Khadoma

La Mirta nunca oyó pronunciar la palabra Khadoma. Leía poco, casi nada y no pasó del segundo año del Normal. “Me aburro,”_ decía_“mejor me quedo en casa y la ayudo a mamá.” Le tenía fe a su cuerpo. _“No me voy a quedar soltera”_ también decía. Tampoco iba al cine. No había visto “Rashomón”, ni sabía quién era Akira Kurosawa, ni Ang Lee, ni nada de lo oriental, fuere chino, japonés; le daba igual. Ella era una Khadoma y no lo sabía, seguramente nunca lo supo. Dónde y cómo aprendió el uso de tan milenaria “técnica”, tampoco lo sabía, ni lo hubiera sabido porque le salió sola, porque la Mirta no sabía casi nada de nada, simplemente era pura naturalidad. Las cosas, que sin proponérselo, salen solas: como tener habilidad para contraer por separado los músculos faciales, del hombro o los pectorales, y hacer las delicias de los parientes en reuniones familiares, festejando semejantes gracias.
Un día descubre su atributo, se sorprende, y a ella misma le causa gracia y lo sigue repitiendo hasta la perfección…
La Mirta estaba con el Lito, su novio; ella abajo y él arriba, como “mamá” y “papá_, y la Mirta entró en clímax. Siempre fue escandalosa, gritona y hasta llorona y también decía palabrotas. Apretaba los muslos y toda la musculatura pelviana como parte del ritual de su éxtasis erótico. Cuando lo hacían en la piecita del fondo, en la vieja cama de bronce, que estaba ahí, destartalada, después que la tía Clelia dejó de usarla, el ruido campanillezco de sus partes flojas hacían recordar navidades en troikas moscovitas. No era lo común, pero al Lito le faltaba poco para llegar y la miraba canchero, haciéndole la nada original pregunta del amante y presumido macho argentino:_”¿Te gusta?”,_ Él sabía que después venía un largo y calentón “¡Sí!”, seguido de aumento de convulsiones, arqueo de columna, dientes apretados, espuma por la boca, con algunos tirones de pelo que al Lito lo excitaban más. Pero el Lito sintió lo que nunca había sentido. La vulva de la Mirta era una sanguijuela, una ventosa, una boca carnosa y desdentada apretando su presa y absorbiéndola con vocación de ciénaga. Dentro de su bagaje de ignorancia, tampoco conocía la existencia de los constrictores de la vulva y menos aún su función. El Lito se moría de gozo:_”Mirta, te amo, me volvés loco, de dónde sacaste esto.”
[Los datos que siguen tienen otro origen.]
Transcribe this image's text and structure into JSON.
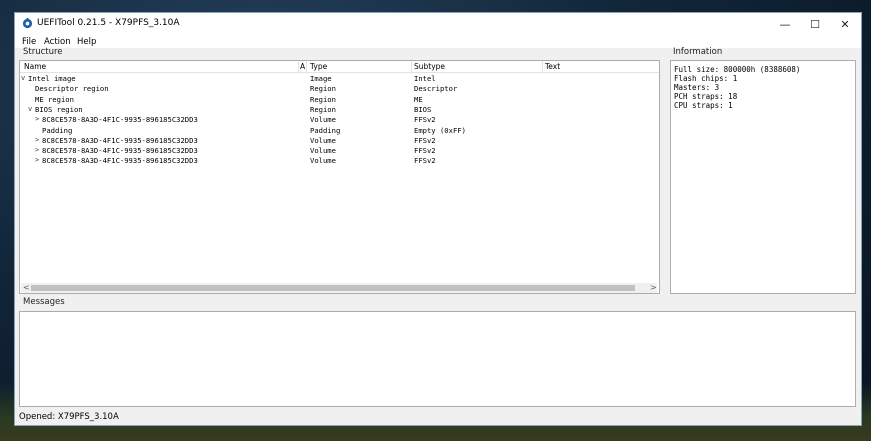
{
  "window": {
    "title": "UEFITool 0.21.5 - X79PFS_3.10A"
  },
  "titlebar_controls": {
    "minimize": "—",
    "maximize": "☐",
    "close": "✕"
  },
  "menu": [
    "File",
    "Action",
    "Help"
  ],
  "structure": {
    "label": "Structure",
    "columns": [
      "Name",
      "A",
      "Type",
      "Subtype",
      "Text"
    ],
    "rows": [
      {
        "expander": "v",
        "name": "Intel image",
        "type": "Image",
        "subtype": "Intel",
        "text": ""
      },
      {
        "expander": "",
        "name": "Descriptor region",
        "type": "Region",
        "subtype": "Descriptor",
        "text": ""
      },
      {
        "expander": "",
        "name": "ME region",
        "type": "Region",
        "subtype": "ME",
        "text": ""
      },
      {
        "expander": "v",
        "name": "BIOS region",
        "type": "Region",
        "subtype": "BIOS",
        "text": ""
      },
      {
        "expander": ">",
        "name": "8C8CE578-8A3D-4F1C-9935-896185C32DD3",
        "type": "Volume",
        "subtype": "FFSv2",
        "text": ""
      },
      {
        "expander": "",
        "name": "Padding",
        "type": "Padding",
        "subtype": "Empty (0xFF)",
        "text": ""
      },
      {
        "expander": ">",
        "name": "8C8CE578-8A3D-4F1C-9935-896185C32DD3",
        "type": "Volume",
        "subtype": "FFSv2",
        "text": ""
      },
      {
        "expander": ">",
        "name": "8C8CE578-8A3D-4F1C-9935-896185C32DD3",
        "type": "Volume",
        "subtype": "FFSv2",
        "text": ""
      },
      {
        "expander": ">",
        "name": "8C8CE578-8A3D-4F1C-9935-896185C32DD3",
        "type": "Volume",
        "subtype": "FFSv2",
        "text": ""
      }
    ],
    "scroll_left": "<",
    "scroll_right": ">"
  },
  "information": {
    "label": "Information",
    "lines": [
      "Full size: 800000h (8388608)",
      "Flash chips: 1",
      "Masters: 3",
      "PCH straps: 18",
      "CPU straps: 1"
    ]
  },
  "messages": {
    "label": "Messages"
  },
  "status": {
    "text": "Opened: X79PFS_3.10A"
  },
  "colors": {
    "icon_blue": "#1e5fa8",
    "border": "#adadad",
    "window_bg": "#f0f0f0"
  }
}
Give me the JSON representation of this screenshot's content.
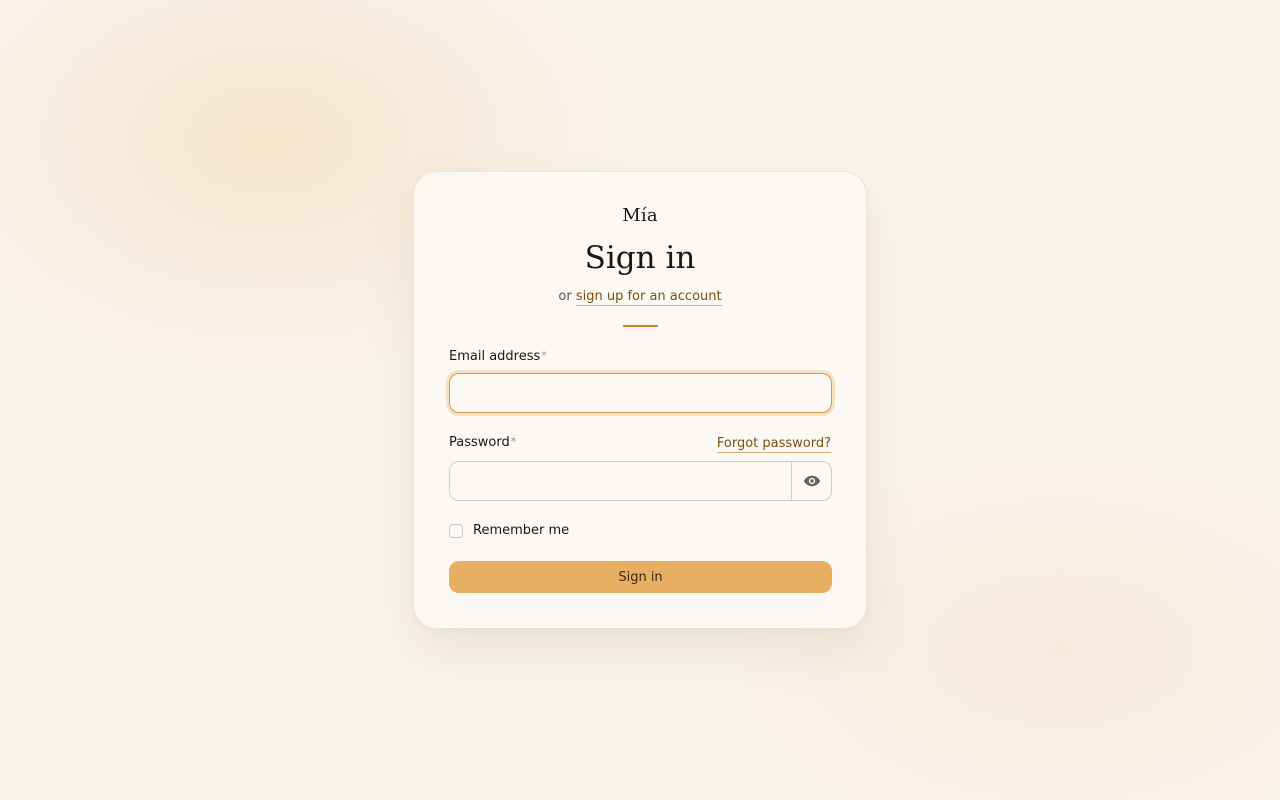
{
  "app": {
    "brand_name": "Mía"
  },
  "header": {
    "title": "Sign in",
    "subtitle_prefix": "or",
    "signup_link": "sign up for an account"
  },
  "form": {
    "email": {
      "label": "Email address",
      "required_mark": "*",
      "value": "",
      "placeholder": ""
    },
    "password": {
      "label": "Password",
      "required_mark": "*",
      "value": "",
      "placeholder": "",
      "forgot_link": "Forgot password?",
      "toggle_icon": "eye-icon"
    },
    "remember": {
      "label": "Remember me",
      "checked": false
    },
    "submit_label": "Sign in"
  },
  "colors": {
    "accent": "#e8ae62",
    "link": "#7a4f10",
    "required": "#d07a44",
    "focus_border": "#d29a48",
    "divider": "#c8882d",
    "card_background": "#fcf9f4",
    "page_background": "#f8f3ec"
  }
}
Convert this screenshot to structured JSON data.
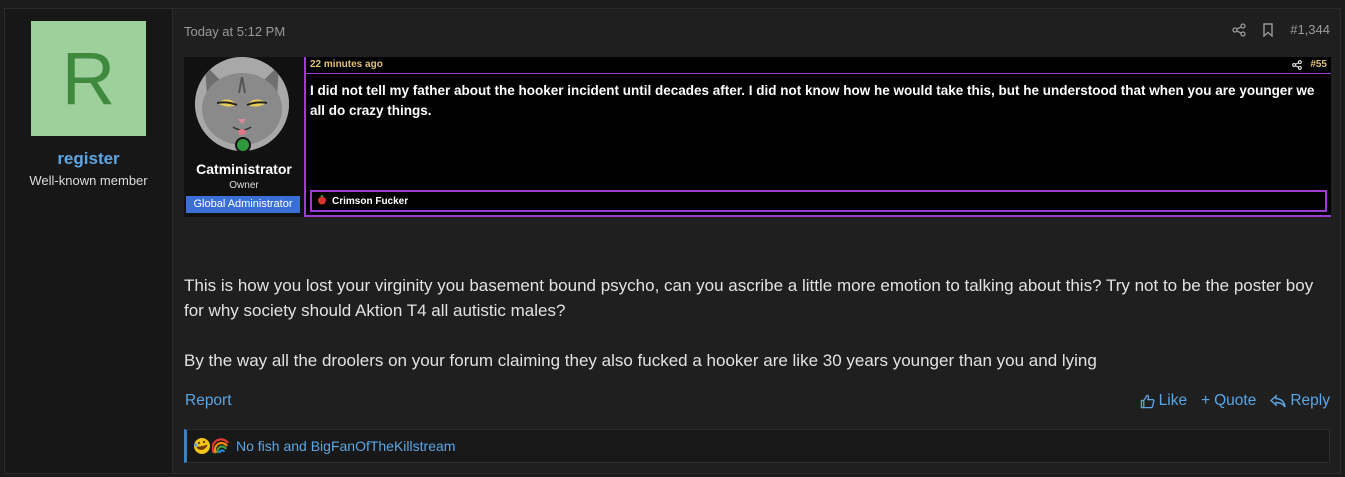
{
  "user": {
    "avatar_letter": "R",
    "name": "register",
    "title": "Well-known member"
  },
  "post": {
    "date": "Today at 5:12 PM",
    "number": "#1,344",
    "embed": {
      "time": "22 minutes ago",
      "number": "#55",
      "author": "Catministrator",
      "role": "Owner",
      "badge": "Global Administrator",
      "text": "I did not tell my father about the hooker incident until decades after. I did not know how he would take this, but he understood that when you are younger we all do crazy things.",
      "signature": "Crimson Fucker"
    },
    "message": [
      "This is how you lost your virginity you basement bound psycho, can you ascribe a little more emotion to talking about this? Try not to be the poster boy for why society should Aktion T4 all autistic males?",
      "By the way all the droolers on your forum claiming they also fucked a hooker are like 30 years younger than you and lying"
    ]
  },
  "footer": {
    "report": "Report",
    "like": "Like",
    "quote": "Quote",
    "reply": "Reply"
  },
  "reactions": {
    "text": "No fish and BigFanOfTheKillstream"
  },
  "colors": {
    "accent": "#5aa6e6",
    "embed_border": "#9b3bd1",
    "avatar_bg": "#9dd09b",
    "admin_badge": "#3a6fd8"
  }
}
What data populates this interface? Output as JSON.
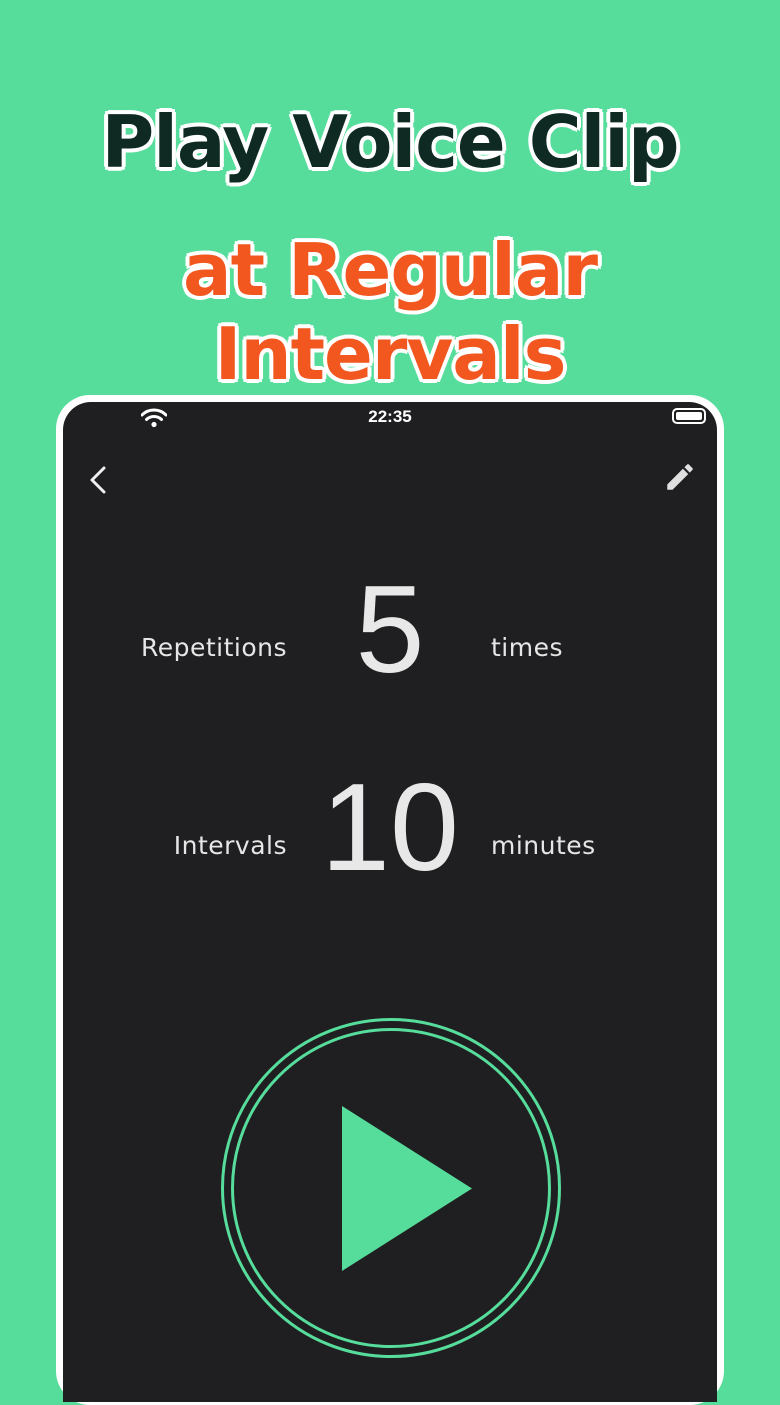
{
  "headline": {
    "line1": "Play Voice Clip",
    "line2": "at Regular Intervals"
  },
  "colors": {
    "background": "#57dd9b",
    "accent": "#57dd9b",
    "headline_dark": "#0f2a22",
    "headline_orange": "#f2571f",
    "screen": "#1f1f21"
  },
  "status_bar": {
    "time": "22:35",
    "icons": [
      "wifi-icon",
      "battery-icon"
    ]
  },
  "nav": {
    "icons": [
      "back-chevron-icon",
      "edit-pencil-icon"
    ]
  },
  "repetitions": {
    "label": "Repetitions",
    "value": "5",
    "unit": "times"
  },
  "intervals": {
    "label": "Intervals",
    "value": "10",
    "unit": "minutes"
  },
  "play": {
    "icon": "play-icon"
  }
}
El Lito, canchero como era y como de costumbre, no se había sacado el chicle de la boca cuando empezó la contienda. En el vértigo del delirio se lo tragó, pero el cruce no fue fácil y se le atracó en la faringe. Primero se puso pálido, luego pasó al azul oscuro. La Mirta notó algo raro y enseguida abrió los ojos, porque siempre los cerraba en esa lid. Se sacó al Lito de encima de un empujón. Con el sacudón el chicle siguió su camino y fue a parar al estómago.
Se le volvieron a colorear los cachetes y la Mirta se tranquilizó, pero ni se enteró de lo sublime que había estado.
Lo dejó solo en la cama. Al Lito le llegó desde el baño el ruido de su meada de yegua en celo, descarada y satisfecha; casi como un desperazarse que lo sacó de la detumescencia en que lo había dejado para excitarse nuevamente. Esperaba ansioso su regreso. Alisó las sábanas preparando un segundo encuentro. El tiempo no permite desperdicios, una postergación sería lamentable, hay cosas que no se repiten. Sólo en la juventud se vive intensamente sin especular esfuerzos. Su boca segregaba jugosa saliva anticipando el segundo plato. Glotonería veinteañera.
El Lito nunca la dejó y se casó con ella. La Mirta se tuvo fe.
Ni se enteró donde estaba el secreto de su tremendo éxito amoroso ni de sus fundamentos. Nunca supo que le sacaba el Yang a su amante y que lo vaciaba por su Yin. Que con su vulva poderosa. Su PUERTA de JADE, su YU-MEN, devoraba al Lito su tallo de jade, su YU-HENG.
Un día se lo voy a decir. La Mirta se lo merece.